Sebenarnya tak cuma DBH migas, daerah bisa mendapat tambahan pemasukan dari Participating Interest (PI) sebesar 10 persen.
Sesuai pasal 34 Peraturan Pemerintah Nomor 35 Tahun 2004 tentang Kegiatan Usaha Hulu Minyak dan Gas Bumi, Kontraktor Kontrak Kerja Sama (KKKS) wajib menawarkan kepada Badan Usaha Milik Daerah (BUMD) untuk terlibat mengelola blok migas maksimal sebesar 10 persen.

Bahkan penerapan PI 10 persen tersebut kembali diperkuat oleh Peraturan Menteri Energi dan Sumber Daya Mineral (ESDM) Nomor 37 Tahun 2016.
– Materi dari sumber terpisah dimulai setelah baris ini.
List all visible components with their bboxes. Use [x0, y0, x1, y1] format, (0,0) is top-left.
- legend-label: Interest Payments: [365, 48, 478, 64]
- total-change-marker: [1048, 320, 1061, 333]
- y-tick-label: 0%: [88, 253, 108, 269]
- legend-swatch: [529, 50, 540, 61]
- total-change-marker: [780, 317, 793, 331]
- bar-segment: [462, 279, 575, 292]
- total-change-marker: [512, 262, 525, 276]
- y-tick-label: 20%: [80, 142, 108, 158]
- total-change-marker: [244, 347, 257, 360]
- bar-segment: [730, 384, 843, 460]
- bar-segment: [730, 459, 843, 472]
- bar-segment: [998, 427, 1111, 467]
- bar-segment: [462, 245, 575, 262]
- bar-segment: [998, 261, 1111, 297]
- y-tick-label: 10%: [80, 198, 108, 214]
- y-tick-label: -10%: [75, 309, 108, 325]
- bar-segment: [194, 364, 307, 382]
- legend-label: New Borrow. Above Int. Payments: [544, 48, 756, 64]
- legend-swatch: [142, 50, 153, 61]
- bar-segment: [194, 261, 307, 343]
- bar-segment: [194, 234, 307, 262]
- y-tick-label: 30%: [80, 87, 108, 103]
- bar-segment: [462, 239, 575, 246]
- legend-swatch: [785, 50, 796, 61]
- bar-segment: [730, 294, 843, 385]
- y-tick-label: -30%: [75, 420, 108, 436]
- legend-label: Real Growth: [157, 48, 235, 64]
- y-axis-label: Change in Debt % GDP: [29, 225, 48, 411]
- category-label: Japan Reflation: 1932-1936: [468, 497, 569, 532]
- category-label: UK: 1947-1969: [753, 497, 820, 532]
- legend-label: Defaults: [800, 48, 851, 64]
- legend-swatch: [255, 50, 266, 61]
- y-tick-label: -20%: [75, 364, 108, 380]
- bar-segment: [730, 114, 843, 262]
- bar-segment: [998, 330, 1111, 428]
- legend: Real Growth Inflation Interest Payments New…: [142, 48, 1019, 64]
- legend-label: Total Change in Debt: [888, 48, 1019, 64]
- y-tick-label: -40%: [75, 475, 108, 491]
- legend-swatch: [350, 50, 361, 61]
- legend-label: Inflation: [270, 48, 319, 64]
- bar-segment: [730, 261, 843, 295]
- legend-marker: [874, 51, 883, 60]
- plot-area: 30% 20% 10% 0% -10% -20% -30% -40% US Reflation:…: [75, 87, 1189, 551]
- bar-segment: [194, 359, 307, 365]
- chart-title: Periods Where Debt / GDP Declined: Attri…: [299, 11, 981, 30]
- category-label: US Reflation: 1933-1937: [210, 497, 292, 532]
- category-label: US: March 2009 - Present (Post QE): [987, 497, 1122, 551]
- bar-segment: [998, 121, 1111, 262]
Menurut Direktur Jenderal Minyak dan Gas Bumi IGN Wiratmaja, lewat regulasi ini BUMD tak perlu lagi repot-repot mengeluarkan biaya operasional migas karena akan ditanggung lebih dahulu oleh KKKS.

Selanjutnya, ungkap Wiratmaja, daerah akan mengembalikan biaya tersebut secara bertahap dari hasil produksi bagian BUMD dengan tetap menjamin penerimaan bagi hasil untuk perusahaan daerah itu.
“Kepemilikan saham BUMD dalam PI sebesar 10 persen tidak dapat diperjualbelikan, dialihkan atau dijaminkan. Hasil yang diperoleh nanti dapat dipergunakan untuk membangun dan meningkatkan perekonomian masyarakat di daerah,” kata Wiratmaja seperti dilansir migas.esdm.go.id, Kamis (27/4/2017).